Dans une ordonnance d’homologation en date du 20 septembre 2005, le tribunal de grande instance du Havre (Seine-Maritime) a condamné un internaute, accusé de profiter des réseaux peer-to-peer (P2P) pour échanger des fichiers audio et vidéo, à payer une amende de 500 euros et 3 000 euros de dommages et intérêts à la Sacem, qui s’était constituée partie civile.

Selon Juriscom.Net, la condamnation porte sur le fait que “l’internaute avait laissé à la disposition d’un public indéterminé les oeuvres musicales qu’il avait téléchargées”.

Lionel Thoumyre, juriste qui anime ce site sur le droit et les nouvelles technologies et par ailleurs responsable des nouvelles technologies de l’information à la Spedidam, estime qu’une jurisprudence se dessine en matière d’usage des réseaux P2P : “Coupables sont les actes de partage (upload) et innocents sont les actes de téléchargement (download).”

Le précédent “d’Alexis B”

Le chroniqueur juridique a effectué un petit calcul : en divisant le montant des dédommagements par le nombre de fichiers laissés en partage (soit 14 797 pris comme référence par le TGI du Havre), on obtient un coût de 20 centimes par titre.
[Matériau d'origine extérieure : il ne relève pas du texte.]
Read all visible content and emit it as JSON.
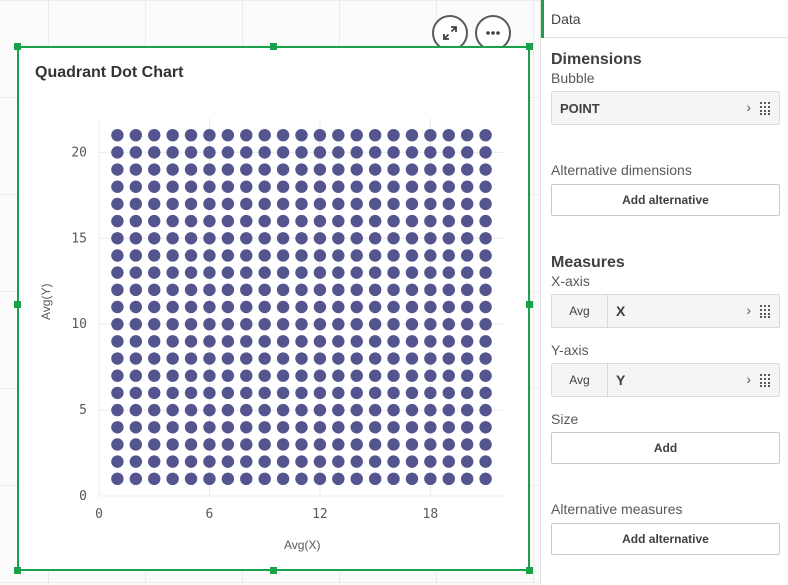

Dans un précédent cas similaire qui a été traité par le tribunal de grande instance de Pontoise (Val d’Oise), le coût se situait à un euro par titre (voir édition du 2 février 2005).

Selon l’Association des Audionautes (Ada), ni le prévenu (par ailleurs membre de l’association), ni les parties civiles n’ont fait appel du jugement rendu par le TGI du Havre.